Baerbock zweifelt an EU-Beitritt der Türkei – Justizfall Imamoğlu sorgt für Spannungen

Die deutsche Außenministerin Annalena Baerbock stellt die Fortsetzung der EU-Beitrittsgespräche mit der Türkei infrage. Grund ist die Inhaftierung von Istanbuls Bürgermeister Ekrem Imamoğlu, die Zweifel an der Rechtsstaatlichkeit des Landes aufkommen lasse.
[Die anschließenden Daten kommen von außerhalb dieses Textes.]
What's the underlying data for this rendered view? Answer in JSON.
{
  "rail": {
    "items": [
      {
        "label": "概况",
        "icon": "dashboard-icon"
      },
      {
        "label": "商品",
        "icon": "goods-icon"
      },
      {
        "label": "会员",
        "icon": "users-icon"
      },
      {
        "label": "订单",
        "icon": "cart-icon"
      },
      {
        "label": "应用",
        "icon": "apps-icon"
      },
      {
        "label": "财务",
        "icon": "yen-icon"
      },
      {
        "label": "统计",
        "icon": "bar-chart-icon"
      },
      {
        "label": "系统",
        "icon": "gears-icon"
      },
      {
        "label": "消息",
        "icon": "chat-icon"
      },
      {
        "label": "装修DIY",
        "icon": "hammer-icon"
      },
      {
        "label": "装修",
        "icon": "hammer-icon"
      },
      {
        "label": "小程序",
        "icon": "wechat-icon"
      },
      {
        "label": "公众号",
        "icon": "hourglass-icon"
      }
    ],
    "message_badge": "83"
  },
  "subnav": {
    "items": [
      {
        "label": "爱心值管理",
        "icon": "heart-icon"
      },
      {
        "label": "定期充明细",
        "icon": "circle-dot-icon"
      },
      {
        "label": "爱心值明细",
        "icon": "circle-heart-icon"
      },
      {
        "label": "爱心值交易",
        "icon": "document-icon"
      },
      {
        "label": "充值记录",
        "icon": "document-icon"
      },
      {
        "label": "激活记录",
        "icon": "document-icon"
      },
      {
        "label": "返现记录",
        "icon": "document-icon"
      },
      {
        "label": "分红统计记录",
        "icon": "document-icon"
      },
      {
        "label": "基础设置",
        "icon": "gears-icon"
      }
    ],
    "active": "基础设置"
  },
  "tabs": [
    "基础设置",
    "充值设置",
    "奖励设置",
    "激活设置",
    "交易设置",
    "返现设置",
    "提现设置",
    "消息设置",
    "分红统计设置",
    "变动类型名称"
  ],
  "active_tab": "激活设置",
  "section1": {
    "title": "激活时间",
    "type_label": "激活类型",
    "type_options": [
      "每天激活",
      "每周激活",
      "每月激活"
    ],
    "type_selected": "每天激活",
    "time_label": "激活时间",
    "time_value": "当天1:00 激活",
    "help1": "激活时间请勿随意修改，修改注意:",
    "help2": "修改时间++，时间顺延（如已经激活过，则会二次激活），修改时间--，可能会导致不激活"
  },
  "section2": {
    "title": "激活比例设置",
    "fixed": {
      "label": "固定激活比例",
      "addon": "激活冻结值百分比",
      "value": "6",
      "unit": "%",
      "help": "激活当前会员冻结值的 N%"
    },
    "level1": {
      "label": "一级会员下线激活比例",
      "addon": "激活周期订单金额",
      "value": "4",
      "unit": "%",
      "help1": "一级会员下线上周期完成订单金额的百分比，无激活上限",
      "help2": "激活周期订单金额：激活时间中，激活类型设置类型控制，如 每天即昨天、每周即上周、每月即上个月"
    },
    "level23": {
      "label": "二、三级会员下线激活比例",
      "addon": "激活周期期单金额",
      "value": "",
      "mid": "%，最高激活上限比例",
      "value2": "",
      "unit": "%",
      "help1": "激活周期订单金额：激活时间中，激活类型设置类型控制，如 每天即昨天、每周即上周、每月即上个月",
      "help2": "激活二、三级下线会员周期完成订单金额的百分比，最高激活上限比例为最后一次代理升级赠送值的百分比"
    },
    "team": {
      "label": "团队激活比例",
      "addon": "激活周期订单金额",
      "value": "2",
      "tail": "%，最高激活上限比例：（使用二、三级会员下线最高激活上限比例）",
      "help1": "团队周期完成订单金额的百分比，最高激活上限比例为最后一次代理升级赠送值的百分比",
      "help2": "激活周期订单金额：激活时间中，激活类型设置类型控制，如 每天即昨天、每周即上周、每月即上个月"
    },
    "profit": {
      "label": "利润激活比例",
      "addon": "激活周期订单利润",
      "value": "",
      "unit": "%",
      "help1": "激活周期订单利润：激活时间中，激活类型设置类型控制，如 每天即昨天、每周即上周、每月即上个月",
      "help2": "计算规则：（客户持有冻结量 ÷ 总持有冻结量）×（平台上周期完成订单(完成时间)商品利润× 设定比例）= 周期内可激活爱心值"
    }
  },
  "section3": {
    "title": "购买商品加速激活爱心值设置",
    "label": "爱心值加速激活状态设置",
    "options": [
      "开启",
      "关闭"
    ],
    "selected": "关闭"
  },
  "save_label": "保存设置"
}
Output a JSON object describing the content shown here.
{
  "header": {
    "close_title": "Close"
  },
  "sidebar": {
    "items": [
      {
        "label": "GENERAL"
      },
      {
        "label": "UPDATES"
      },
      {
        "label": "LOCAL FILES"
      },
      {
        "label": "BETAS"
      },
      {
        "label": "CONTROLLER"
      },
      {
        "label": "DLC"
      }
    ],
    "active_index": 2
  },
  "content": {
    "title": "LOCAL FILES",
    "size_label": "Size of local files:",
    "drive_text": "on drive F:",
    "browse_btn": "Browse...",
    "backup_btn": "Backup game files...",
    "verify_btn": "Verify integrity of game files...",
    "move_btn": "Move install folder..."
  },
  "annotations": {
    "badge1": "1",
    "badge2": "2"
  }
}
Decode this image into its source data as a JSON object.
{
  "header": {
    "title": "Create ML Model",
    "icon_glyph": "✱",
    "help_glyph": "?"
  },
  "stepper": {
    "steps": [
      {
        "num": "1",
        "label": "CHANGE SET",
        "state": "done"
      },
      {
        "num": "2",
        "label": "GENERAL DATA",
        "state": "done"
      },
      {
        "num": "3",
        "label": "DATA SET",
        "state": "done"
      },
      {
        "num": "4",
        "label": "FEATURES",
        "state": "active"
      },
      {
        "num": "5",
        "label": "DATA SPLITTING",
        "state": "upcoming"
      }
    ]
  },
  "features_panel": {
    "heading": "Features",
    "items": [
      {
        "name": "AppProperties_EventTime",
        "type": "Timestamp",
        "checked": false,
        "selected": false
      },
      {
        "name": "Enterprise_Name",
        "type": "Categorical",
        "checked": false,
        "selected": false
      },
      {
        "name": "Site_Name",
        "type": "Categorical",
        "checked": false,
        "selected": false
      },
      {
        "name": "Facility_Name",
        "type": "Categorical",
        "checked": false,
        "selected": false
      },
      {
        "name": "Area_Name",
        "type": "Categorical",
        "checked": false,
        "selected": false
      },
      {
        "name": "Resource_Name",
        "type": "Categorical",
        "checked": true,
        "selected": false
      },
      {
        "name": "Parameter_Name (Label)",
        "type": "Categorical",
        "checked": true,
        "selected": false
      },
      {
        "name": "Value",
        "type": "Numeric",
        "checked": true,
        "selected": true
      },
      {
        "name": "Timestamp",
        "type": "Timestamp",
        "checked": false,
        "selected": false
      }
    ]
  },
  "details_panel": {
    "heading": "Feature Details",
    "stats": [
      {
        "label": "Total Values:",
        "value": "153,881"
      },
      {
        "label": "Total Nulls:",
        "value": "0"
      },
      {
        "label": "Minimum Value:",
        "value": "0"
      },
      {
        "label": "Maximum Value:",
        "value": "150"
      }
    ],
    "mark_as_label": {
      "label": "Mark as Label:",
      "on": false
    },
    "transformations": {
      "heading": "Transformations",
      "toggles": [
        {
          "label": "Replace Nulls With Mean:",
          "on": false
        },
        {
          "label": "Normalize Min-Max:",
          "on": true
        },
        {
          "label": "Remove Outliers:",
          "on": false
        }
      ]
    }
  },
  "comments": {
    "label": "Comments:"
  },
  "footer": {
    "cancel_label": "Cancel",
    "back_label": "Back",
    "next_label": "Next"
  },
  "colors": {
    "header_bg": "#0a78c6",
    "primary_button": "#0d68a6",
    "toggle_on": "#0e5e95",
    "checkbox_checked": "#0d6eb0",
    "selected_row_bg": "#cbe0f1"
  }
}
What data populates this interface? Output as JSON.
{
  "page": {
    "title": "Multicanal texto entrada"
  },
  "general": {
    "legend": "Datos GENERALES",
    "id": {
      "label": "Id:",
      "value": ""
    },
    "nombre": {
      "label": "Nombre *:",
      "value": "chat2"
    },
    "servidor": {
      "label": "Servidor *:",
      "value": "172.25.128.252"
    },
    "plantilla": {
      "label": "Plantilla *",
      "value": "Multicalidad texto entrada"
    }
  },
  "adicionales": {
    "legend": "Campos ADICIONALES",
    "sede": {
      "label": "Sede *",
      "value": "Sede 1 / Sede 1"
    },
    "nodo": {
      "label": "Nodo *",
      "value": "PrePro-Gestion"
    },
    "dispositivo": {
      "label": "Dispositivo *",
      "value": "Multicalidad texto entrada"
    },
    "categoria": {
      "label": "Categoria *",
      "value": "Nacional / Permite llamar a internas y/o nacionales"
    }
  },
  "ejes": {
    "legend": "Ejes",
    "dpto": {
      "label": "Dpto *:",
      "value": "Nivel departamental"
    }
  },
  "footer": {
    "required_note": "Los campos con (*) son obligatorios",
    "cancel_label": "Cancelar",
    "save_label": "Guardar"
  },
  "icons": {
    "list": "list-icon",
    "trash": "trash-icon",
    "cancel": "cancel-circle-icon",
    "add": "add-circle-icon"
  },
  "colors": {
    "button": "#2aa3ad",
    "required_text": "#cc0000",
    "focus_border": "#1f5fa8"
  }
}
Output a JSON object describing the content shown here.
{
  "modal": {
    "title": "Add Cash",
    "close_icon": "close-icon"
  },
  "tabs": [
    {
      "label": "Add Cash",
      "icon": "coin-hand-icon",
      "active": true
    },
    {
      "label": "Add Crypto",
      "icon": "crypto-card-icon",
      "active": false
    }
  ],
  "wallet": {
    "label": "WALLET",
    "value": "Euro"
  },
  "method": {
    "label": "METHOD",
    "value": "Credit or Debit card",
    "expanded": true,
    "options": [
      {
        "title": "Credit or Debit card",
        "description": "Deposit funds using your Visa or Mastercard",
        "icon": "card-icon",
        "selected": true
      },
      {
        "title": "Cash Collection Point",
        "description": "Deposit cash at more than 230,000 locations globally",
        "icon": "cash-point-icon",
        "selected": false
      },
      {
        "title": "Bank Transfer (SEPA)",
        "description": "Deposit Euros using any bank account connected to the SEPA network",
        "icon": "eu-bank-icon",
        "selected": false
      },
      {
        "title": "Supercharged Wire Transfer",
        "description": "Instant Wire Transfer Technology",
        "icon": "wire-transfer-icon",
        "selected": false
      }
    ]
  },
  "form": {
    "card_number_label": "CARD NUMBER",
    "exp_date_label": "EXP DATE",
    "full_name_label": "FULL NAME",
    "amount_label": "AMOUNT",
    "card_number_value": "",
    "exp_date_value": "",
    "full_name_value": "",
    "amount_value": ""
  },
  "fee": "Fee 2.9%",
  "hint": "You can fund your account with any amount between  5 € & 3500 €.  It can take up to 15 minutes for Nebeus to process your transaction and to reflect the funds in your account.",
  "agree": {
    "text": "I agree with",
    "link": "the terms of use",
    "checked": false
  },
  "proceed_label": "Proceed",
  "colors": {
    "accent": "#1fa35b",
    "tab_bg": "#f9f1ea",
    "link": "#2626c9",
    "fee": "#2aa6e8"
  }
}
Die Sache ist jedoch komplizierter.
Zehntausende gehen in der Türkei derzeit für Imamoglu auf die Straße.
Zehntausende gehen in der Türkei derzeit für Imamoglu auf die Straße.Foto: Khalil Hamra/AP/dpa
Von 25. März 2025

Deutschlands scheidende Außenministerin Annalena Baerbock hat die Weiterführung des EU-Beitrittsprozess mit der Türkei in Zweifel gezogen. Vor dem Hintergrund der Inhaftierung des Istanbuler Bürgermeisters Ekrem Imamoğlu zog die Ministerin die Rechtsstaatlichkeit des Landes in Zweifel.

Das Bekenntnis der Türkei, am EU-Beitritt festhalten zu wollen, klinge „angesichts des Vorgehens gegen Imamoğlu und andere zunehmend hohl“. Weiter äußerte sie:

Politische Wettbewerber gehören nicht in Haft oder vor Gerichte.“

Vorwurf der Korruption

Imamoğlu, den die oppositionelle Republikanische Volkspartei (CHP) am Sonntag, 23. März, bereits zum Präsidentschaftskandidaten für 2028 kürte, steht im Fokus von Korruptionsermittlungen. Auf der Grundlage dieses Vorwurfs genehmigte der zuständige Ermittlungsrichter den Antrag der Staatsanwaltschaft auf Erlassung eines Haftbefehls.

Der parallel dazu eingereichte Antrag auf Erlassung eines Haftbefehls im Kontext des Vorwurfes der Unterstützung einer terroristischen Vereinigung wurde jedoch abgewiesen. Trotz des in der Türkei zunehmend weit gefassten Terrorismusbegriffs scheint das Gericht wenig Substanz hinter den Anschuldigungen zu sehen. Im Kern standen die Vorwürfe im Kontext von Absprachen mit der Demokratischen Partei der Völker (HDP) im Vorfeld der Bürgermeisterwahlen in Istanbul. Damit soll Imamoğlu deren Einfluss in Istanbul ausgebaut haben.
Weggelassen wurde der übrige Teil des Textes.